A 1181 CHF, Barry Callebaut perd 10% depuis janvier, contre -0,44% pour le SMI Mid. Le 16 avril, le numéro un mondial du chocolat industriel a prévenu que ses profits 2026 seraient inférieurs aux attentes. Son free cash-flow (FCF) semestriel est passé de -2,1 MdsCHF à +0,8 MdCHF sur 1 an. Même cause, effets opposés : le retournement des prix du cacao.
Le cost-plus pris à revers
Barry Callebaut n’est pas un chocolatier de vitrine. Acheteur d’environ 20% du cacao mondial selon Berenberg, il fournit industriels et artisans. Son modèle repose sur le cost-plus : il refacture la fève, les coûts de transformation et les frais financiers des stocks, puis ajoute sa marge.
Pendant la flambée du cacao, ce modèle a montré sa capacité à plus que répercuter la hausse du coût des matières premières. entre 2023 et début 2025, le S&P GSCI Cocoa a bondi de 400%
Le retournement change la donne. Depuis son pic, le cacao a perdu près de 70%. Les frais de portage baissent, et une partie de la marge disparaît avec eux. Selon Berenberg, l’activité Gourmet a amplifié le choc : stocks chers, prix trop élevés, concurrents plus rapides. Barry Callebaut a dû faire des remises pour défendre ses volumes. La fermeture de l’usine de Saint-Hyacinthe, au Canada, a ajouté des coûts. Berenberg attend un EBIT 2026 de 593 MCHF, contre 703 MCHF en 2025.

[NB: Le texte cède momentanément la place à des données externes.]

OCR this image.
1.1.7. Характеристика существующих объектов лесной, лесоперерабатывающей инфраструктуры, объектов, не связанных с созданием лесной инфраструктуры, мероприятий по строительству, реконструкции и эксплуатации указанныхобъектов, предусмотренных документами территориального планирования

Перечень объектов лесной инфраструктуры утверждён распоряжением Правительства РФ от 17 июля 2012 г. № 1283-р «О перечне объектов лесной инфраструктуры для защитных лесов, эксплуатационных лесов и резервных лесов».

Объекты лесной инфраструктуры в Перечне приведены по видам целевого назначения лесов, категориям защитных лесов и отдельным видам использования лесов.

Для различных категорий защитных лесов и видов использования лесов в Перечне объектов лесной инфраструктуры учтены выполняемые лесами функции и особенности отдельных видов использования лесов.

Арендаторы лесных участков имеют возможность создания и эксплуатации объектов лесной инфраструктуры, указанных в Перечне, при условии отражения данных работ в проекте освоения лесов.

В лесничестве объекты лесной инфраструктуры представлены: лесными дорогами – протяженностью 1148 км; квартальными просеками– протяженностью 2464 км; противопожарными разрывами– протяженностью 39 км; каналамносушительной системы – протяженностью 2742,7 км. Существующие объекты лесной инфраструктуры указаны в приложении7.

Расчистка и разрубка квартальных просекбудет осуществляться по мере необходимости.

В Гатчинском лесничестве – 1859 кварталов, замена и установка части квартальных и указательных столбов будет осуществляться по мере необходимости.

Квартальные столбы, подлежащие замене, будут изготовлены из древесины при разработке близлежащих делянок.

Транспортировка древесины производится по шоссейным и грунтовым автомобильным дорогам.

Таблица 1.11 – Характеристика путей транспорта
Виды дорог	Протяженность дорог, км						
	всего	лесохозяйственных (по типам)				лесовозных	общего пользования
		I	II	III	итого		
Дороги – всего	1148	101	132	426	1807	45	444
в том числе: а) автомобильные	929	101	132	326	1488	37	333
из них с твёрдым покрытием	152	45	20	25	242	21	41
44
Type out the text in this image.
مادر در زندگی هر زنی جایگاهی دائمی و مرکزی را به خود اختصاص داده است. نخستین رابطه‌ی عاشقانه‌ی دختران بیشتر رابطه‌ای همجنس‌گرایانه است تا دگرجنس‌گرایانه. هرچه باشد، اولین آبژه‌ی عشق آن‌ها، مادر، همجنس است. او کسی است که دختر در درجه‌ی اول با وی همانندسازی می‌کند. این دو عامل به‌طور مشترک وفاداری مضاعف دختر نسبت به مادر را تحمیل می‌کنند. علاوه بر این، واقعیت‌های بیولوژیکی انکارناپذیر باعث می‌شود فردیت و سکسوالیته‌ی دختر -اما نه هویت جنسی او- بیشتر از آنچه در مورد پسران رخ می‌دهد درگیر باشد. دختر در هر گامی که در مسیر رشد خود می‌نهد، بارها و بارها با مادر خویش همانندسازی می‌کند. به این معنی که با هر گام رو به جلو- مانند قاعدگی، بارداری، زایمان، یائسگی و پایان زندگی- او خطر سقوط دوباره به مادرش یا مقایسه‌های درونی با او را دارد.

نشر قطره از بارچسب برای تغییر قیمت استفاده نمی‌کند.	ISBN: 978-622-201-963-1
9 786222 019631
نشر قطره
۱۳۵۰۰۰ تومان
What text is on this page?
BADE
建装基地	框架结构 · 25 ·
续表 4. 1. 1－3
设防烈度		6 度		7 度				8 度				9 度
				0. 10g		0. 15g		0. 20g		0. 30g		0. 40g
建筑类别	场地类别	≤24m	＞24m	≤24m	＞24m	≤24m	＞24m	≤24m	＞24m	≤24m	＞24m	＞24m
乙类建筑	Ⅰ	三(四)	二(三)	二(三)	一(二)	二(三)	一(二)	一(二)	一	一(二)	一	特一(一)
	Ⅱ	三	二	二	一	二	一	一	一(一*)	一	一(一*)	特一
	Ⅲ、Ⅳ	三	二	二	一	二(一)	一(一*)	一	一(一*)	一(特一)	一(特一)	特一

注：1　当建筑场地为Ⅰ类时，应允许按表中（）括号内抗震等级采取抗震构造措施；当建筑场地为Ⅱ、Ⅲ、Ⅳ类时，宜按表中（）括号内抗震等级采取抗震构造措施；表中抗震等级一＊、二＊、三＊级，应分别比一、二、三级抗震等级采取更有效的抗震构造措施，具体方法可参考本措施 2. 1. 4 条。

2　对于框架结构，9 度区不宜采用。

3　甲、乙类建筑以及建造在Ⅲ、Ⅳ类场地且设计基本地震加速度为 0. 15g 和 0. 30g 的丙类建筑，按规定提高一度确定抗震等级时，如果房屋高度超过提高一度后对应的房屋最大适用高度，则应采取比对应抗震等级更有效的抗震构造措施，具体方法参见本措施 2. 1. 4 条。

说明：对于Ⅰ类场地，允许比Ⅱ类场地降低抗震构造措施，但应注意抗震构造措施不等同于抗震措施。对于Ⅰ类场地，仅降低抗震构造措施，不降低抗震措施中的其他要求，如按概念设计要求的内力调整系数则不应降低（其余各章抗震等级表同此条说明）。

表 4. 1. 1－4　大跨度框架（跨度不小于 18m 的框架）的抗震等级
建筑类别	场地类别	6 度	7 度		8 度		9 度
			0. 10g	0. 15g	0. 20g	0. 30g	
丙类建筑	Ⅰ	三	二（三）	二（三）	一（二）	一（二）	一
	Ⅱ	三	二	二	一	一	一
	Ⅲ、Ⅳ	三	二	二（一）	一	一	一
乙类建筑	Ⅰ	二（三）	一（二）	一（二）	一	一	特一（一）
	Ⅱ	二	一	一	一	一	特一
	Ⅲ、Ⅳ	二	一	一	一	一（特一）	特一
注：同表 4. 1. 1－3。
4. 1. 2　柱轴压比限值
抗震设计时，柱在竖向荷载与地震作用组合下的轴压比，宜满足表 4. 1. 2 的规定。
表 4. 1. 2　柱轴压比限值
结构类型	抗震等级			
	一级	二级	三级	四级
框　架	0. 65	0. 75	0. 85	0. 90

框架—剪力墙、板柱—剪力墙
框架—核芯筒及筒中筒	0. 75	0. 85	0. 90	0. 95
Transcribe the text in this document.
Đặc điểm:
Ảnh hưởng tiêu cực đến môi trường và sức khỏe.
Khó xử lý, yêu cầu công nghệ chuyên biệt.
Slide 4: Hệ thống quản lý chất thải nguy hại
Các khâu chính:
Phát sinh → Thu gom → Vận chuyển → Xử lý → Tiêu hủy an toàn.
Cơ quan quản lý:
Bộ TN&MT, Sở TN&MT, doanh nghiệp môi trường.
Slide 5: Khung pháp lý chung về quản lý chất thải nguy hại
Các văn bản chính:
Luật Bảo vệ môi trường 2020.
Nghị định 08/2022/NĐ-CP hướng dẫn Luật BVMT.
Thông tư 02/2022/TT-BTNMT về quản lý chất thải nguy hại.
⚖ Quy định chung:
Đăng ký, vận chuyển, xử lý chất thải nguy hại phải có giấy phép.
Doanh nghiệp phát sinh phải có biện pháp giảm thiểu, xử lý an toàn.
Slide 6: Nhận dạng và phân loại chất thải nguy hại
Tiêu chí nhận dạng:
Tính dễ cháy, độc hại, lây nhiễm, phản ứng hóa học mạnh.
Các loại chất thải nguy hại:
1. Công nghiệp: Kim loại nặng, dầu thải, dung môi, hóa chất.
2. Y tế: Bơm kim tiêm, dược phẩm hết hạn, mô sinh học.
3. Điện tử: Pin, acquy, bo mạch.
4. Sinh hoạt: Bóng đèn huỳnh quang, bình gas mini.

Le bilan encaisse le choc à l’envers
Mais l’effet ne s’arrête pas au compte de résultat. Ce qui pèse sur les marges soulage aussi le bilan : des stocks moins chers immobilisent moins de cash. Après 2 exercices dans le rouge, le FCF rebondirait au-delà de 2 Mds CHF en 2026, selon Berenberg. De quoi ramener la dette dans une zone plus respirable.
Ce mieux financier ne signifie pas que le modèle est réparé. Il tient surtout à un effet mécanique : des stocks moins chers libèrent du cash. Si le cacao remonte, l’effet peut s’inverser. Selon Berenberg, 100 GBP par tonne de cacao peuvent faire bouger le FCF de 80 MCHF. Le désendettement reste suspendu au prix de la fève.
La recovery reste à prouver
Le cacao brouille aussi la lecture des ventes. Le chiffre d’affaires est attendu en baisse de 13% en 2026, mauvais signal en apparence. En réalité, Barry Callebaut refacture une fève moins chère à ses clients. Le vrai indicateur est ailleurs : les volumes sont attendus en baisse de 1 à 3%, contre 4 à 6% auparavant.
Reste la rentabilité. Le capital investi rapporte moins qu’avant : 7,4% en 2025, contre plus de 10% un an plus tôt. Le retour vers 10% n’est pas attendu avant 2028. Il suppose que BC Next Level, le plan d'économies, soit visible dans les comptes, et que la surcapacité pèse moins sur les prix.
Les investisseurs, eux, ont du mal à digérer les mauvaises nouvelles, alors que le titre avait doublé entre les planchers de mai 2025 et le pic annuel de février dernier. Le dossier se paie toujours fort cher sur la base des résultats attendus cette année. Pour retrouver du potentiel, il faut se projeter sur 2027, en espérant que le marché du cacao ne fera pas encore des siennes.